Do not overdo it with energy drinks
Energy drinks are under-studied and over-used, and can be dangerous for children and adolescents, warn doctors in the American journal Pediatrics, and argue that children should not use this popular product.
The risks of taking energy drinks, largely due to the presence of too much caffeine and related compounds, including heart palpitations, heart attack, stroke and even sudden death, according to an article written by a group of pediatricians.

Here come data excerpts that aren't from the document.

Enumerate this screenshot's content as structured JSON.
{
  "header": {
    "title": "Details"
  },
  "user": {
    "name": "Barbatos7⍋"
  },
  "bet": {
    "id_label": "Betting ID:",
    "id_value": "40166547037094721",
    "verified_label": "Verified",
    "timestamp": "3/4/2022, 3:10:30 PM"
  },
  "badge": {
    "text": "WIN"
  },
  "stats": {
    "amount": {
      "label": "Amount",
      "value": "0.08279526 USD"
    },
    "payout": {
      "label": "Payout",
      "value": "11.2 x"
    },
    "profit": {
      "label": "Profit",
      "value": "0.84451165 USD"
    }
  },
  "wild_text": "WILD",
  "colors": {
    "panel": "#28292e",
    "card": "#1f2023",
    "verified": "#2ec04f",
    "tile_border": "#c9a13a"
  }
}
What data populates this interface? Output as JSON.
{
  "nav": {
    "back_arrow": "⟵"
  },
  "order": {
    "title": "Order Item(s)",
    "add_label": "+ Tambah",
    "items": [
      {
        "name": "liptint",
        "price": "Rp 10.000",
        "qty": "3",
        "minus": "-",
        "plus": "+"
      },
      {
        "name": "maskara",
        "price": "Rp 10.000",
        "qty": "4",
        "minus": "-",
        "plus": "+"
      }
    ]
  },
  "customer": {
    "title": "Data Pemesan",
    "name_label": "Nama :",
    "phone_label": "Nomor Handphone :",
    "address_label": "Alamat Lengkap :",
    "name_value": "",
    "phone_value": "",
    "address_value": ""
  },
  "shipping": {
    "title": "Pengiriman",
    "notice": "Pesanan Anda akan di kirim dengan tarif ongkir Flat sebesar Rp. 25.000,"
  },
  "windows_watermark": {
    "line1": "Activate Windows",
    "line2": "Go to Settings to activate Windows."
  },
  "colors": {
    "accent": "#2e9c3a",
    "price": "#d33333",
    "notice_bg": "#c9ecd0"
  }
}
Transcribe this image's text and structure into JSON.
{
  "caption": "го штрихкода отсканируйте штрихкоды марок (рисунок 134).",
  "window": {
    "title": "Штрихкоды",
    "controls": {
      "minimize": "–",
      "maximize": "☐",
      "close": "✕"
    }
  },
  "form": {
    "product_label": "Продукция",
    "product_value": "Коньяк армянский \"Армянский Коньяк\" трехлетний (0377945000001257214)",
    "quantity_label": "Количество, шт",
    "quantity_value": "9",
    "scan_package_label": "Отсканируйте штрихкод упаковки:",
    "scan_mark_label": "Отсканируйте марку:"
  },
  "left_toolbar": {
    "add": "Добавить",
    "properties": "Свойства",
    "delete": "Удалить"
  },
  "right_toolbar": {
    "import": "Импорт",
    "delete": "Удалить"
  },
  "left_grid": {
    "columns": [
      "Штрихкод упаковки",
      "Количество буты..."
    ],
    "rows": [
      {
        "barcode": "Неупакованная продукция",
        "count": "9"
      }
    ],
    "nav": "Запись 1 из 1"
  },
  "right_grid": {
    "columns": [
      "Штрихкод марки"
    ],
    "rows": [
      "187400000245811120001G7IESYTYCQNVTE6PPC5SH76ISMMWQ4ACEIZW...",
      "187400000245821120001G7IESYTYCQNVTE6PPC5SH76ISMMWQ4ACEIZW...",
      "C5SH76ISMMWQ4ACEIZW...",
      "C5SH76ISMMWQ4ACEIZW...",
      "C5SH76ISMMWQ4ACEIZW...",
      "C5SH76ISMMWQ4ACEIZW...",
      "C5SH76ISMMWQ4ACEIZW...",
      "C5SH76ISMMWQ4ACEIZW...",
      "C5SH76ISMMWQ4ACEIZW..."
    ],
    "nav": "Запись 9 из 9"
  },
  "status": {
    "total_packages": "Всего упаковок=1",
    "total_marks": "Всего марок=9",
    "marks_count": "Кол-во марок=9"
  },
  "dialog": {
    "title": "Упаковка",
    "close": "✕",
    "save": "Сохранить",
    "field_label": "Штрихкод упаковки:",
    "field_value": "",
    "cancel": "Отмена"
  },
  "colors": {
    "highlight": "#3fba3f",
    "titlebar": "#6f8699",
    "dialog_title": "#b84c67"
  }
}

During the study, they used data obtained from the State and interest groups, then the scientific literature, the testimony of those who have taken energy drinks and newspaper articles.
Dakota Sailor, high school student from the U.S. state of Missouri, said he spent five days in hospital after a heart attack which was received after she drank two large energy drinks, one of which was first tried in my life.
According to the Sailor (18), whose word carries Pediatrics, her doctors believe that the heart attack caused caffeine or caffeine-like ingredients.
The article states that some cans of energy drinks contain four to five times more caffeine than soda, and Sailor said some of her friends from school to drink these drinks, "four to five times a day."
The authors are asking pediatricians to regularly ask patients and their parents to energy drinks and recommended that they do not. According to them, the ingredients of energy drinks should be as strictly controlled as tobacco, alcohol and drugs that are dispensed on prescription.
"For children, adolescents, young adults but not in the safe limits of consumption," says the article.